Archiv der Jugendkulturen
Archiv der Jugendkulturen | Foto (Ausschnitt): Anna Mayrhauser

Ein Besuch im Archiv der Jugendkulturen in Berlin hilft seit 15 Jahren über Vorurteile hinweg.

„Am beliebtesten bei den Jugendlichen ist unser Bravo-Archiv“, erzählt Nicola Wolf und lacht. Tatsächlich liegt auf einem Tisch in der Bibliothek eine Ausgabe der Jugendzeitschrift Bravo von 1981. Aufgeschlagen ist, wie könnte es anders sein, die „Dr. Sommer“-Seite, die sich Fragen rund um die Themen Liebe und Sexualität widmet. Damals stellten die Jugendlichen ihre Fragen gerade an Dr. Jochen. „Hilfe, alle in meiner Gruppe fixen“, aber auch „Für meine Note fünf werde ich doppelt bestraft“, heißt es da.

Jugend, Medien und Klischees

Archiv der JugendkulturenNicola Wolf ist 30 Jahre alt und kümmert sich beim Archiv der Jugendkulturen in Berlin um die Pressearbeit und das Medienprojekt „Eigenregie“, für das Jugendliche Zeitzeugen interviewen. Wie die meisten Mitarbeiter des Archivs fühlt sich auch Nicola Wolf einer Jugendkultur nah. In ihrem Fall ist es die Graffiti-Szene.

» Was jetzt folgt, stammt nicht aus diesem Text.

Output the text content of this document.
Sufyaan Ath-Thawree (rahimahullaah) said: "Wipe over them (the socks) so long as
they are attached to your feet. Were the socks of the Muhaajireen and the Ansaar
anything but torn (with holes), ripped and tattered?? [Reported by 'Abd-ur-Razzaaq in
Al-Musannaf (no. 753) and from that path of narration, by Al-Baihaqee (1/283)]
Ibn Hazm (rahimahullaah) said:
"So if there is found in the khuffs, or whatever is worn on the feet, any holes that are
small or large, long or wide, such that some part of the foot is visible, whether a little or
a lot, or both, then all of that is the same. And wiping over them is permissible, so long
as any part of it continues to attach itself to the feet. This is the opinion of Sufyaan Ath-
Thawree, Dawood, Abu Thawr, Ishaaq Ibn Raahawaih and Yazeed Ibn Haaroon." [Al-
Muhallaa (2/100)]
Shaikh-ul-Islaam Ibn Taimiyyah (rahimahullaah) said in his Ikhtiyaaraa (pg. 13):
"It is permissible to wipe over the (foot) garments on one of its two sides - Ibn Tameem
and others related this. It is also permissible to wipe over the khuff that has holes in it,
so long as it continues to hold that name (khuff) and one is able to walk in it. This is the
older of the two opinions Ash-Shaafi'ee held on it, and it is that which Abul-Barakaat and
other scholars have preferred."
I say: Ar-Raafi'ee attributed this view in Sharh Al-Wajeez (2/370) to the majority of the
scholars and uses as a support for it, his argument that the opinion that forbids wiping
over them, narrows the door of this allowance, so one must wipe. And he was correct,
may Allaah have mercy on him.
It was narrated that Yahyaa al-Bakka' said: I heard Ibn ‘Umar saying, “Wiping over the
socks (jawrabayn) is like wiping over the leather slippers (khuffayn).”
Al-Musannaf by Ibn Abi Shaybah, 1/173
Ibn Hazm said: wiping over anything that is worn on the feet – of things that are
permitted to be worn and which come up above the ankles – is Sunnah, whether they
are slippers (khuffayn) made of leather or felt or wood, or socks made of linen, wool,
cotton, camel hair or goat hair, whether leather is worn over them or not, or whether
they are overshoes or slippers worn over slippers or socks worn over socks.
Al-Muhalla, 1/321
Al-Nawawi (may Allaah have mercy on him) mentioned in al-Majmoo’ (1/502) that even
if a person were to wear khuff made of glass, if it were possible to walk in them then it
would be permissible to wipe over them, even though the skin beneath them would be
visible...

Untergebracht auf dem Gelände einer ehemaligen Bierfabrik in Kreuzberg feierte das Archiv der Jugendkulturen im Sommer 2013 seinen 15. Geburtstag. In den 1990er-Jahren habe es in den Medien das Thema Jugendkulturen betreffend viel Unwissen gegeben, erklärt Nicola Wolf. Auch aus diesem Impuls heraus wurde das Archiv gegründet. Klischees wollte man mit Material und Kommunikation entgegenkommen.

Smash the state and don’t forget to masturbate

Davon gibt es heute jede Menge. Das gut sortierte Fanzine-Archiv – Fanzines sind Magazine, die von Fans für Fans gemacht werden – wirkt auf den ersten Blick, als hätte es sich auf Punk spezialisiert, so viele Stellagen sind mit Ordnern gefüllt, auf denen Dinge vermerkt sind wie „Punk aus Portugal“, „Punk aus Österreich“, „Punk aus den Philippinen“. Aber das täuscht. Auch Fanzines zu Gothic, stilecht in schwarzen Ordnern, Graffiti, Skatebording oder aus der queeren Szene sind zu finden. „Smash the state and don’t forget to masturbate“, steht da auf der Rückseite eines französischen Riot-Grrrl-Fanzine. Ein Exemplar des legendären Punk-Fanzines The Ostrich liegt auf dem Tisch. In der Bibliothek stapeln sich tausende Bücher, 40.000 Fanzines, Zeitungen, Zeitschriften, 600 Magister- und Diplomarbeiten, 7.500 CDs, LPs, MCs, DVDs, Videos, zehntausende Zeitungsartikel und Flyer.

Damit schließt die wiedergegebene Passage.